An external audit is conducted by an independent third party, like an accounting firm. The objective is to confirm the validity of your financial statements. 

In an external audit, the auditing and accounting standards are followed as required by state and national agencies. This allows the auditor to express an informed professional opinion on the overall presentation of financials.  

Internal audit

An internal audit is performed by your company’s employees or management. These reports are often pulled directly from accounting software to confirm controls are working properly and to check whether misstatements exist.  

The goal of an internal audit is to give management and employees feedback on their internal controls. Regular internal audits also prepare your company’s accounting team for an external audit.  

Do I need a financial audit checklist?

External auditors will request four startup financial statements: 

  • Balance sheet. 
  • Income statement. 
  • Statement of owner’s equity. 
  • Statement of cash flow. 

Each of these statements gives a different insight into your business’s operations and financial health. Forgetting to include one can lead to an unclean opinion.  

To get around this, create a financial audit checklist to ensure you and your management team remit the proper information to external auditors. A checklist will also help management track document requests throughout the audit process.  

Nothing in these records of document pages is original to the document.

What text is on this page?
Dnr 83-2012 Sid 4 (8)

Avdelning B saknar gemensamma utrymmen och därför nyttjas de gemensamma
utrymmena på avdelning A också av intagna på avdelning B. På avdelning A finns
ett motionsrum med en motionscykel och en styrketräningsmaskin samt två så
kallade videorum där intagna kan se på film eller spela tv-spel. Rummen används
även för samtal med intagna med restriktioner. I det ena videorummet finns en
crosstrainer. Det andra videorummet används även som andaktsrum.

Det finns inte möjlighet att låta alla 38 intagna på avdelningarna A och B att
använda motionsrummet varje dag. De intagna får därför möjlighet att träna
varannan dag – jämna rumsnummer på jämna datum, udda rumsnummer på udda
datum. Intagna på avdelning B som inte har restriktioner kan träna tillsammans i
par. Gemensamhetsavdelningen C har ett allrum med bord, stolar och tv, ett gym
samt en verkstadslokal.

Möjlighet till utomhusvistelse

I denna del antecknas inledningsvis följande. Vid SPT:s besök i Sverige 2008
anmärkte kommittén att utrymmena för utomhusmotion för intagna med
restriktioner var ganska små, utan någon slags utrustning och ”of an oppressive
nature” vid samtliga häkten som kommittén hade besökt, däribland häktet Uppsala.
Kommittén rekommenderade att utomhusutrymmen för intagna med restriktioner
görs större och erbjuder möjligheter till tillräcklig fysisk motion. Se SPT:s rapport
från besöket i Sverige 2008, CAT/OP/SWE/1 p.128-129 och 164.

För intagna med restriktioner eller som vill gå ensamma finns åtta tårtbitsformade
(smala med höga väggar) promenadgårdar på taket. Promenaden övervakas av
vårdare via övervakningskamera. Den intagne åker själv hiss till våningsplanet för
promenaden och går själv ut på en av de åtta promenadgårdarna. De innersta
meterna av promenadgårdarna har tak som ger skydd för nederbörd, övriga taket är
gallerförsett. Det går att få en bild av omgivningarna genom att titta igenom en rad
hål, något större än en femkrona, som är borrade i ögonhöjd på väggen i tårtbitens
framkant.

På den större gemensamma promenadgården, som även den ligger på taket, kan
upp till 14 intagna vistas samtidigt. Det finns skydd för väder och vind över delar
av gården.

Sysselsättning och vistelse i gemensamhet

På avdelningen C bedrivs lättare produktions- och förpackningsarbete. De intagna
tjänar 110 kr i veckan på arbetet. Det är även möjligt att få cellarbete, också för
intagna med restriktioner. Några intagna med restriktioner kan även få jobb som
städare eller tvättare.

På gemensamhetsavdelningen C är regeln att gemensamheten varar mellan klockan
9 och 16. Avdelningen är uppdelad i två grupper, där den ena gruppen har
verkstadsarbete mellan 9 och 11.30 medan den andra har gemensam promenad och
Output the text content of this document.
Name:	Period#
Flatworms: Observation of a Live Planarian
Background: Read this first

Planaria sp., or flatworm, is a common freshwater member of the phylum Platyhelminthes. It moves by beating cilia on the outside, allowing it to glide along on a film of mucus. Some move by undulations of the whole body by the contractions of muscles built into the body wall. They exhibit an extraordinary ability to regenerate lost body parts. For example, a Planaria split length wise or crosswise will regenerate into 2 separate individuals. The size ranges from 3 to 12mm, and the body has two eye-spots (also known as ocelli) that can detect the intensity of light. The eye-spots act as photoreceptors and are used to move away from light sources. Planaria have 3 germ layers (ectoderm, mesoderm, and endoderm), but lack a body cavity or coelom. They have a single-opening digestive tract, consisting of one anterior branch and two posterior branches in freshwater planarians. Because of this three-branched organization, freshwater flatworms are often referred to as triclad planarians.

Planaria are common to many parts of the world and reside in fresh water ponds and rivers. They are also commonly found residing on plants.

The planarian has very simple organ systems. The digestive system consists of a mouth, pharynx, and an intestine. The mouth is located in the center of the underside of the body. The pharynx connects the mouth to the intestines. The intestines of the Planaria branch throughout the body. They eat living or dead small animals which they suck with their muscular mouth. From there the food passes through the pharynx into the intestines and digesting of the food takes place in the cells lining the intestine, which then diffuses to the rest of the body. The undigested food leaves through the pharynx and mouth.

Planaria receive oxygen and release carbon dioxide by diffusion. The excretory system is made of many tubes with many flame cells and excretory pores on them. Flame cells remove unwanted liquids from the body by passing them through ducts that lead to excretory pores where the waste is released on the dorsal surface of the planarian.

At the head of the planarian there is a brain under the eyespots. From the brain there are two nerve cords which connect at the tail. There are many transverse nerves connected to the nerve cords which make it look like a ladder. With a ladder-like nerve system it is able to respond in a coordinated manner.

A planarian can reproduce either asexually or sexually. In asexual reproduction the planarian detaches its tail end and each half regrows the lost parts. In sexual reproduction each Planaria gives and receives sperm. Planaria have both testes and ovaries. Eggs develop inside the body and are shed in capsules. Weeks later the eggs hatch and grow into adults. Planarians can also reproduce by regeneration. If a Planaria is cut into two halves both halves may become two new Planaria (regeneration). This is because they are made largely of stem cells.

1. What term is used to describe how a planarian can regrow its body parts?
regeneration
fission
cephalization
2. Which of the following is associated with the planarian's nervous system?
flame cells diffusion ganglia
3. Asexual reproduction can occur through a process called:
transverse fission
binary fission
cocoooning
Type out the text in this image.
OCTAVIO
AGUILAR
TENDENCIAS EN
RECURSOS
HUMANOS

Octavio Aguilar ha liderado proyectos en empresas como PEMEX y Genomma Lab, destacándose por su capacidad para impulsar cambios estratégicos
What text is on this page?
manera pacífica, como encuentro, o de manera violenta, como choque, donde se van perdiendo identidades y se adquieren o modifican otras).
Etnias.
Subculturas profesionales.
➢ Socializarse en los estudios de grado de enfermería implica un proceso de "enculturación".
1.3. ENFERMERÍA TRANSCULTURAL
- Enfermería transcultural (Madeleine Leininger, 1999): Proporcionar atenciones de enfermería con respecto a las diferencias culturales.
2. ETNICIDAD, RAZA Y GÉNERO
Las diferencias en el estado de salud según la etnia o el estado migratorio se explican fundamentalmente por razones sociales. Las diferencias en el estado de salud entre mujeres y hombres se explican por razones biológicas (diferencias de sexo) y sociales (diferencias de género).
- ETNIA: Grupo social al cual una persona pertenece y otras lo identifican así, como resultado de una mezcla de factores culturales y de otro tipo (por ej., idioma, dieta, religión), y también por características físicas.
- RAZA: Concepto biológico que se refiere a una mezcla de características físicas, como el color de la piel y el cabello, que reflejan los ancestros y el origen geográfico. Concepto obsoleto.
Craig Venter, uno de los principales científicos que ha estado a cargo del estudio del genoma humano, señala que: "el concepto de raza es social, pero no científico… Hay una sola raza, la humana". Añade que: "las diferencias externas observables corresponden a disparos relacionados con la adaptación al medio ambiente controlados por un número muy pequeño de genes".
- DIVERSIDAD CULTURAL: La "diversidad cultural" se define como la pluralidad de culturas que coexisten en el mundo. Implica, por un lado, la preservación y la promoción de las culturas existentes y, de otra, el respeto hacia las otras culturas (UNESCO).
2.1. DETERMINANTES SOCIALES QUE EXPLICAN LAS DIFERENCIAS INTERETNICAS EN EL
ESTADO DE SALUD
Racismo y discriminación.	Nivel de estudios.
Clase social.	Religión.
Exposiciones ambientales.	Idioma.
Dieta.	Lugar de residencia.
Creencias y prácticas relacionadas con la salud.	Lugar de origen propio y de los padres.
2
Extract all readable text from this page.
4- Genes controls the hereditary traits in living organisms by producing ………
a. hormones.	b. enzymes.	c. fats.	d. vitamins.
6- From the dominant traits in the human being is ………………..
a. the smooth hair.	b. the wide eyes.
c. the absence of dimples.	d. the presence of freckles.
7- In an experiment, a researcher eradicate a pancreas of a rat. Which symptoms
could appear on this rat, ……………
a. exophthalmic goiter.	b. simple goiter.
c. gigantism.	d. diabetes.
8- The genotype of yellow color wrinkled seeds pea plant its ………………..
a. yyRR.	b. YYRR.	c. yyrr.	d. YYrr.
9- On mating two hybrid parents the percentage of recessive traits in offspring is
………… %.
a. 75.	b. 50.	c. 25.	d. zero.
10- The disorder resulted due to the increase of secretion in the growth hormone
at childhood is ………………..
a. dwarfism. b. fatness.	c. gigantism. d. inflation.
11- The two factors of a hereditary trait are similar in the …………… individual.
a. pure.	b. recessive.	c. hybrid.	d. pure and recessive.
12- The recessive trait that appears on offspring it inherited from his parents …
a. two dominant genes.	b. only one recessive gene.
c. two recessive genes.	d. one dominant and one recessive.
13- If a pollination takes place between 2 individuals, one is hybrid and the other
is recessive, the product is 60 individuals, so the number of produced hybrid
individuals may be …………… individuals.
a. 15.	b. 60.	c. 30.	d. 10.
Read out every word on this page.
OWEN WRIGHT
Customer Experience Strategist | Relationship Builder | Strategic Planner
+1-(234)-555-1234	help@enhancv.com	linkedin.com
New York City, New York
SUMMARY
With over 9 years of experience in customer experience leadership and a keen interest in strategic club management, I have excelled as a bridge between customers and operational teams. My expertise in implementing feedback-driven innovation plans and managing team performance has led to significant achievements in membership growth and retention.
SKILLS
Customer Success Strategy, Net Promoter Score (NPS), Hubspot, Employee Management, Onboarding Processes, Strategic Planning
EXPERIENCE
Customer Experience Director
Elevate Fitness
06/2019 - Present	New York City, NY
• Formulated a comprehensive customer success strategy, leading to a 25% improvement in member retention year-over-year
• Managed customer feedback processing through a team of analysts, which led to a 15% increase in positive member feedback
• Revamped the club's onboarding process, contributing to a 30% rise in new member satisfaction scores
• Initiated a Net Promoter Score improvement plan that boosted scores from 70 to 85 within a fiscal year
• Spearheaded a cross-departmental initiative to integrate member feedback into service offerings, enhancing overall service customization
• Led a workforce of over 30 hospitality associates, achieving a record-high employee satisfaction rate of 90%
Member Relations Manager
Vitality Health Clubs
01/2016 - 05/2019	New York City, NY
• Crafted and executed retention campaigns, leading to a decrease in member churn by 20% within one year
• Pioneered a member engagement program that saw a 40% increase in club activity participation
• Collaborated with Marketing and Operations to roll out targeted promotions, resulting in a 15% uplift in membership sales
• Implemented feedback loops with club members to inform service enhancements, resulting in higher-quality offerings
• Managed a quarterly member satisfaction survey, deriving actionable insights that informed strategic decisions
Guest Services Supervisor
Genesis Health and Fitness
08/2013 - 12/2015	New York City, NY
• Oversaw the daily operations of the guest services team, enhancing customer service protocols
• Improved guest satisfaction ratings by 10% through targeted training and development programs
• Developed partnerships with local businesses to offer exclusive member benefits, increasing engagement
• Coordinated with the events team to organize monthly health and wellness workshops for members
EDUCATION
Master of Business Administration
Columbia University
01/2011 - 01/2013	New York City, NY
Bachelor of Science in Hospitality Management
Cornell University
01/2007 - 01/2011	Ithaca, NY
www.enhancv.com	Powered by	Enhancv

While it may take a few hours to piece together this checklist, your efforts will contribute to a smoother outcome. 

What is the typical financial audit process?

The financial audit process involves multiple steps that can be broken down into these broad categories: 

Step #1: Planning and risk assessment

The first step in any audit is to plan for the upcoming processes and timeline. Deciding when the work will begin, the fee for service and any other important items need to be worked out in advance between the auditor and the board of directors.  

The auditing firm will then make preliminary assessments of risk levels and ask questions to understand business operations.  

Step #2: Testing internal controls

The next step is conducted by the audit firm with help from management and the board of directors. The independent auditors evaluate the internal controls to make sure they are operating correctly, and that they are preventing fraud and misstatements.  

Inquiries of employees and a walkthrough of procedures aren’t uncommon in this step. It’s important to be ready for whatever the auditor requests.  

Step #3: Substantive testing of the financial statements

Substantive testing in the audit involves evaluating the financial statements for misstatements. Common audit procedures found here include analyses of balance sheet items, ratio testing of the income statement and following up on any concerning accounts.

Auditors have an extended scope in their abilities. That means they can contact your customers, vendors, lenders and investors for information pertaining to your financial statements.

Step #4: Issuing an opinion

The last step in an external audit is when the third party issues an opinion on the overall presentation of your financial statements and the functionality of internal controls.  

An unqualified opinion from the auditor means that no major issues were found. A qualified, disclaimer or adverse opinion indicates the auditor found issues and can raise flags for investors.  

To reiterate, you want to ensure accuracy throughout your accounting function to give your startup the best chance of receiving a clean opinion.  

Is a financial audit the same as a review?


Financial statement audits and reviews have some similarities. Both look to evaluate the financial statements for misstatements and require an independent third party to sign off on the report.  

But a review is less comprehensive in scope than an audit. A review entails fewer tests, and an opinion is not expressed.  

As a result, reviews are often more cost-effective for startups. The need for an audit or review depends on what investors are requesting.


Knowing what to expect from a financial audit is critical whether you’re seeking additional venture capital funds or a first round of capital. Investors want assurance that your business is properly reporting its financial position. A financial audit can also identify areas of improvement to maximize the long-term success of your startup.